Après avoir connu une carrière météorique Mathieu Gallet (42 ans) veut constituer un empire du podcast avec sa start-up, Majelan.

Entreprendre - Mathieu Gallet, l’homme pressé

Après avoir connu une carrière météorique en étant nommé, à 33 ans, président de l’INA et, à 37 ans, de Radio France, ce Sciences-Po Bordeaux de 42 ans s’est reconverti en entrepreneur. Majelan, sa start-up de podcasts audio, veut devenir le Netflix de la radio.

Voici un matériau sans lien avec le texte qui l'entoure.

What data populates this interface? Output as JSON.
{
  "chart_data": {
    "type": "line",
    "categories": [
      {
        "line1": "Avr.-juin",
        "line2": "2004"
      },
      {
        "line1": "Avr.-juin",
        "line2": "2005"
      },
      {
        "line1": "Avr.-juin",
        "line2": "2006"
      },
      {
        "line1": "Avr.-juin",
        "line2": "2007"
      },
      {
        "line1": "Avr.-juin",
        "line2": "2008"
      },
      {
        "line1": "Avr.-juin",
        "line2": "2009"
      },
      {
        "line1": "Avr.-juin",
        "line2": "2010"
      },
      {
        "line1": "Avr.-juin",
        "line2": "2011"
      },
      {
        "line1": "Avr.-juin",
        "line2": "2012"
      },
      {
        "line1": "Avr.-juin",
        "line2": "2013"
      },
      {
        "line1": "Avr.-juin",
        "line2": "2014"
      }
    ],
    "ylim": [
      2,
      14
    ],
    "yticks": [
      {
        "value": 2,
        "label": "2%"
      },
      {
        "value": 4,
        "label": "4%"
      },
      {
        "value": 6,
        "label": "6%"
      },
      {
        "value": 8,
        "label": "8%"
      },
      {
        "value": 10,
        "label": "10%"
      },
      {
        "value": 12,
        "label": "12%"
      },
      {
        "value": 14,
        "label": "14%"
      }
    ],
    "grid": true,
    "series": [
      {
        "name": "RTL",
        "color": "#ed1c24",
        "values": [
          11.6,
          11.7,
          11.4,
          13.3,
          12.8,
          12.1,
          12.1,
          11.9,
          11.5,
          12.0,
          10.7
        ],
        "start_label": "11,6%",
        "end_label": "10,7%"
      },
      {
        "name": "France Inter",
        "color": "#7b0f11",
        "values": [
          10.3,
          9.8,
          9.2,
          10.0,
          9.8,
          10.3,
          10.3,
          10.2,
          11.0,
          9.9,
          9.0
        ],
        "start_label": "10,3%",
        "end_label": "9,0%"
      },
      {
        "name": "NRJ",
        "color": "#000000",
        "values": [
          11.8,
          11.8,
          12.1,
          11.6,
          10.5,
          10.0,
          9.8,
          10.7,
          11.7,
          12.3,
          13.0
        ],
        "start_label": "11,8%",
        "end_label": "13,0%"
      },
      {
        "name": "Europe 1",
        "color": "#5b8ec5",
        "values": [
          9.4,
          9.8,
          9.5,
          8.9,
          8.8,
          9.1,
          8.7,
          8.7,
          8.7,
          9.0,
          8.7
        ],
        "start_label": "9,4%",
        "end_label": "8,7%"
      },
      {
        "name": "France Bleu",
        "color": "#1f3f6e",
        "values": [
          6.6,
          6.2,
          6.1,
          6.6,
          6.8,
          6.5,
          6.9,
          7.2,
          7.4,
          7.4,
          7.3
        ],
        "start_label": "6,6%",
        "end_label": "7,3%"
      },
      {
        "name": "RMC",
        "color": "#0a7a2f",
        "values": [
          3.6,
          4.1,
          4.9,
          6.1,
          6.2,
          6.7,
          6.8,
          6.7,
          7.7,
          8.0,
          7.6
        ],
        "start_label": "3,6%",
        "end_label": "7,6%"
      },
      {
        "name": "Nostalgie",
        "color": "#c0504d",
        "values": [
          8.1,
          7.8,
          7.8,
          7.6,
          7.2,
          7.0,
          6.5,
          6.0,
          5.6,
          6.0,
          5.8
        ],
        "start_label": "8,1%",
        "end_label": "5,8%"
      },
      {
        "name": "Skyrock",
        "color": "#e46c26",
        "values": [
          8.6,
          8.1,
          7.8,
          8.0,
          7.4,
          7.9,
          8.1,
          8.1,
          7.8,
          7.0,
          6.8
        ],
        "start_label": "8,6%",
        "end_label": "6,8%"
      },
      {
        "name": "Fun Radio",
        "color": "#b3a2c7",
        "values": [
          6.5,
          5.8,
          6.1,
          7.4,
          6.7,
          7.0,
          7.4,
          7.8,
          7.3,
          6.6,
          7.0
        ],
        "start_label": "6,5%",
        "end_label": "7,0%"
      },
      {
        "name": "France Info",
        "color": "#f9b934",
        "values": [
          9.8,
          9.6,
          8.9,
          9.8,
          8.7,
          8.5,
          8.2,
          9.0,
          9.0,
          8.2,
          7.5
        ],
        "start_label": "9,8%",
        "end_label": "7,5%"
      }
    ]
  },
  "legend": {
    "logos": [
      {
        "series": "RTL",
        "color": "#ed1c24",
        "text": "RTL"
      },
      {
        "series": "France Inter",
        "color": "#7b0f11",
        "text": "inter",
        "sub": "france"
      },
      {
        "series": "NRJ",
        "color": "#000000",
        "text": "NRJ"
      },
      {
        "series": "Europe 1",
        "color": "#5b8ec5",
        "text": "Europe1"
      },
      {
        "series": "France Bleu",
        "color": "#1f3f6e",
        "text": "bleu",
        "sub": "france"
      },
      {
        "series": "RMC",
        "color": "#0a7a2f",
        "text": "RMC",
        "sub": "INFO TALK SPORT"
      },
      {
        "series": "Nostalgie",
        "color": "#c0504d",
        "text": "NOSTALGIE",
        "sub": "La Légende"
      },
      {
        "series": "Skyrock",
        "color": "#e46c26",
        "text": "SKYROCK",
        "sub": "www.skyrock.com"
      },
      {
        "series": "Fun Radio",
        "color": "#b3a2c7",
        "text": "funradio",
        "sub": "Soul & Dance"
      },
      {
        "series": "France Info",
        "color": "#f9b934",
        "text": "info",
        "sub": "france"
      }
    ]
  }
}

Comment avez-vous eu l’idée de Majelan ?

Mathieu Gallet : L’idée est née pendant mes années de présidence à Radio France, période pendant laquelle l’audience des podcasts a commencé à croître fortement. Je me suis rendu compte qu’il manquait deux choses, d’une part la découverte facile de nouveaux contenus et d’autre part l’accès à des contenus de catalogue et d’archives que l’on puisse écouter sur la durée, à tout moment. Avec Arthur Perticoz, nous avons donc fondé Majelan avec l’idée de devenir la plus grande bibliothèque audio du marché et de fournir un service pour tout public, tout âge, à la fois gratuit et sur-mesure, sans aucune équivalence en France comme à l’international.

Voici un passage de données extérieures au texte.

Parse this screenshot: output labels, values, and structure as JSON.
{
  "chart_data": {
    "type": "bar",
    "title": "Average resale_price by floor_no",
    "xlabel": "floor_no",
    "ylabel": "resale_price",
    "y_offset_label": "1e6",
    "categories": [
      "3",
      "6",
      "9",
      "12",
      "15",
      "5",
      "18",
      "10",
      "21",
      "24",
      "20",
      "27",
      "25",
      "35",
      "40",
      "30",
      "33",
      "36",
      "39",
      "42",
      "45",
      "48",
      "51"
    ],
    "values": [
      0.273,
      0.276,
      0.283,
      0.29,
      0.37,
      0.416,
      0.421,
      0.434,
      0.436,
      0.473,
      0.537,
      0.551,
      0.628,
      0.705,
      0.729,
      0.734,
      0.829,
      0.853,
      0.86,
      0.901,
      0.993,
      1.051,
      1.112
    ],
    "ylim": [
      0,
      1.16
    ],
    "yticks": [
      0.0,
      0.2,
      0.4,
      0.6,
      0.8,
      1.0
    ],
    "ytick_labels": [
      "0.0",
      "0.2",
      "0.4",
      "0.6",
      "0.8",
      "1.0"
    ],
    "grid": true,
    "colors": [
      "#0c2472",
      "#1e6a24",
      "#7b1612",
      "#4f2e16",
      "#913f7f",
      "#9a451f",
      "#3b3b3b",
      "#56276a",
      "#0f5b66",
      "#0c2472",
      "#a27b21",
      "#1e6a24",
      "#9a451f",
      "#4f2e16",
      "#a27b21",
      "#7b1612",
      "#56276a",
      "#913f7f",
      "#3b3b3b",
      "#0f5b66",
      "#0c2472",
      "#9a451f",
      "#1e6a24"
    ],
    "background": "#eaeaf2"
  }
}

Vous avez été successivement manager dans le privé, conseiller ministériel, à la tête de l’INA, puis de Radio France. C’est votre première création d’entreprise. Que vous apporte cette nouvelle expérience ?

M.G. : Vous avez raison de le souligner, c’est ma première expérience d’entrepreneur. Ce que j’apprécie tout particulièrement, c’est la vitesse. Le projet Majelan est né en avril 2018, nous nous sommes associés avec Arthur en mai, avons fait notre première levée de fonds en juillet et déposé les statuts en décembre 2018, pour un lancement de notre application en moins de six mois, tout début juin 2019. J’apprécie cette vitesse, cette capacité permanente d’innovation et de transformation, mais aussi la grande liberté que m’offre l’entrepreneuriat. On part d’une page blanche et on crée tout de A à Z, avec une équipe de 25 collaborateurs très motivés, qui allie les compétences de managers expérimentés à celles de plus jeunes, experts du numérique, dont c’est parfois le premier poste.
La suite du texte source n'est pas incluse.